“As far as NX goes, I’ve said it’s different and obviously a new experience,” he said. “If you look back to the beginning of our conversation today, we talked about the transition from Wii hardware to the Wii U hardware and how difficult it is to explain to the consumer base what is different and new about the new hardware. It’s difficult to convince them to switch from their current platform to the next platform.
“That being said, I can assure you we’re not building the next version of Wii or Wii U,” the executive added. “It’s something unique and different. It’s something where we have to move away from those platforms in order to make it something that will appeal to our consumer base.”
Also in Time‘s interview, Kimishima talked about the origins of the NX codename.
“As for the codename NX, I don’t believe that there’s any real meaning behind it, and to be perfectly honest, I don’t know where it came from,” he said with a laugh. “Or perhaps Mr. Iwata had meant to tell me and then never got the chance.”

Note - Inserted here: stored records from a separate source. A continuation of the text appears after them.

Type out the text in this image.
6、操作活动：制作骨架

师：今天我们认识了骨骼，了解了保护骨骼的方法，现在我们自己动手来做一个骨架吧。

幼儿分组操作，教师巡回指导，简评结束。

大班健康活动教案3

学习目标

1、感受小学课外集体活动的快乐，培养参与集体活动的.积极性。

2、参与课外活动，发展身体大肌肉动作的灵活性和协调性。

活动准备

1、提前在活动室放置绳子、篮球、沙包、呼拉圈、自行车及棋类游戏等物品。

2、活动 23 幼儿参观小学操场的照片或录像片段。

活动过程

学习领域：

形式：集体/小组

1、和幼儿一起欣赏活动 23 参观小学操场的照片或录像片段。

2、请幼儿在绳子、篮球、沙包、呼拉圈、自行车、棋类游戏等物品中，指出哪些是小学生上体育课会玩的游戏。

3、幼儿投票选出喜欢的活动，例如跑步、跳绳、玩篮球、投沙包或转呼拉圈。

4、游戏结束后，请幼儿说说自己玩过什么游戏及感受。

Recently, a Wall Street Journal report claimed that the NX would be a console/mobile hybrid with “industry-leading” technology. According to another recent report, this one stemming from production sources in Japan, Nintendo plans to ship 12 million new NX systems in 2016.
The NX was first revealed in March 2015 on the same day that Nintendo announced plans to make smartphone games. The announcement of the NX was purposefully made so people would understand that Nintendo remains commuted to the console space. Then-president Satoru Iwata, who passed away in July, referred to the NX as a “brand new concept.”
The Wii was an overwhelming success, selling more than 100 million units worldwide, outpacing the Xbox 360 and PlayStation 3. More than three years into its life cycle, the Wii U has sold 10.73 million units as of September 30.